A five-month screenwriters’ strike and a 100+ day actors’ strike brought Hollywood film and television production to a standstill this year. With residuals and artificial intelligence topping the list of concerns, could a web3 model empower creators and help prevent future work stoppages?
In May, the Writers Guild of America (WGA) representing over 11,500 screenwriters initiated a strike over reduced residuals from streaming platforms and suppressed incomes. Half of TV writers now work at minimum rates compared to one-third a decade ago, while pay at upper levels has dropped four percent in that timeframe per WGA statistics .
However, negotiations collapsed in June when legacy compensation structures for broadcast TV failed to carry over to streaming services like Netflix and Amazon.
Actors union SAG-AFTRA joined the picket lines in July, marching side-by-side with writers for the first time since 1960. Like the WGA, they sought residual improvements, particularly audience-based payments resisted by opaque platforms.

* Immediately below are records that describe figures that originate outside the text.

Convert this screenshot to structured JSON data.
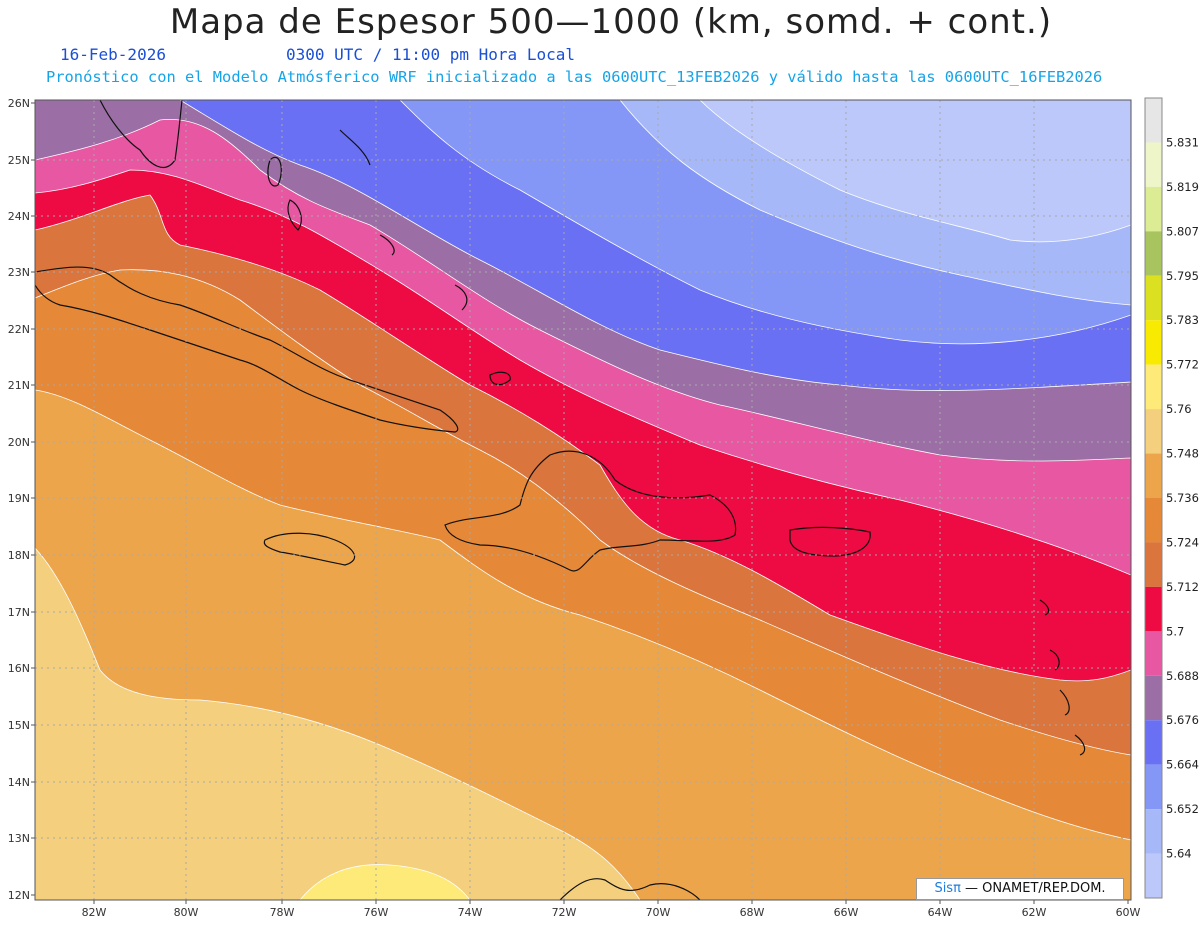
{
  "header": {
    "title": "Mapa de Espesor 500—1000 (km, somd. + cont.)",
    "date": "16-Feb-2026",
    "time": "0300 UTC / 11:00 pm Hora Local",
    "description": "Pronóstico con el Modelo Atmósferico WRF inicializado a las 0600UTC_13FEB2026 y válido hasta las  0600UTC_16FEB2026"
  },
  "axes": {
    "latitude_labels": [
      "26N",
      "25N",
      "24N",
      "23N",
      "22N",
      "21N",
      "20N",
      "19N",
      "18N",
      "17N",
      "16N",
      "15N",
      "14N",
      "13N",
      "12N"
    ],
    "longitude_labels": [
      "82W",
      "80W",
      "78W",
      "76W",
      "74W",
      "72W",
      "70W",
      "68W",
      "66W",
      "64W",
      "62W",
      "60W"
    ]
  },
  "colorbar": {
    "levels": [
      "5.831",
      "5.819",
      "5.807",
      "5.795",
      "5.783",
      "5.772",
      "5.76",
      "5.748",
      "5.736",
      "5.724",
      "5.712",
      "5.7",
      "5.688",
      "5.676",
      "5.664",
      "5.652",
      "5.64"
    ],
    "colors": [
      "#e6e6e6",
      "#eef5c8",
      "#dcec95",
      "#a8c45e",
      "#dbe021",
      "#f8ea00",
      "#fdea78",
      "#f3cf7e",
      "#eda54c",
      "#e58838",
      "#d9753d",
      "#ee0a42",
      "#e757a2",
      "#9b6fa6",
      "#6a70f4",
      "#8497f7",
      "#a6b8f8",
      "#bcc8fa"
    ]
  },
  "credit": {
    "brand": "Sisπ",
    "text": " — ONAMET/REP.DOM."
  }
}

Growing fears about AI and the misappropriation of actors’ likenesses added urgency to the movement. Prominent backers included Meryl Streep, Jennifer Lawrence, George Clooney and Margot Robbie.
With productions delayed, could emerging web3 models introduce transparency to profit sharing while better rewarding work? Many believe so. Seeking to embed web3 ideals into the entertainment world, a vanguard has coalesced around a concept dubbed “Film3” – a rallying cry to transform old Hollywood into an open, creator-driven landscape.
“All during the SAG strike, Web3 has been waiting in the wings as the transformative solution,” Cyko KO Director and Producer Rob Feldman told CCN. Feldman’s company is a signatory to the SAG agreement, although luckily, his productions had wrapped-up before the strike began.
Feldman explained that with web3, there is no way to manipulate or delay payments, as there is real-time visibility into verification and money transfers. He urged that talent representatives should quickly adopt these technologies to benefit their clients.
A more radical solution could include decentralized autonomous organizations (DAOs), which many hope will someday replace studios and production companies to give creators direct governance. Tokenized securities and smart contracts could encode profit-sharing agreements on blockchain networks, ensuring automatic compensation as soon as benchmarks are hit.
To put studios at ease, these payouts to talent (on and off screen) could be tied to measurable outcomes like viewership, ensuring transparency and accountability for all involved.
“While [the strikes] have accomplished many things, the system remains broken,” believes The Squad founder, Jordan Bayne , speaking to CCN.
“The pillars of Film3 are self-sovereignty, owning your own IP, and building creator-led communities which become mini-studios that harness the passion of fans to power direct to consumer marketing and distribution. By engaging and activating your communities – by giving them skin in the game – which is the Web3 way – creators can eliminate the middle men of the industry and retain the majority of the revenue stream.”
Theta Labs’ Andrea Berry , who used to work at Vimeo as an executive, adds that even post-strike, streaming faces subscriber, infrastructure and content strategy obstacles that strain stakeholders. “Accountability and transparency will ultimately lead to fairer compensation for creators and a system where everyone wins,” she told CCN.
WGA negotiations finally yielded an “exceptional” deal in late September after nearly five months. SAG-AFTRA subsequently reached a “historic” tentative deal in early November. With work resuming, only time will tell whether web3 can prevent future unrest by building a more equitable entertainment ecosystem. Yet improving compensation models to unleash wider creativity could lead to prosperity for all.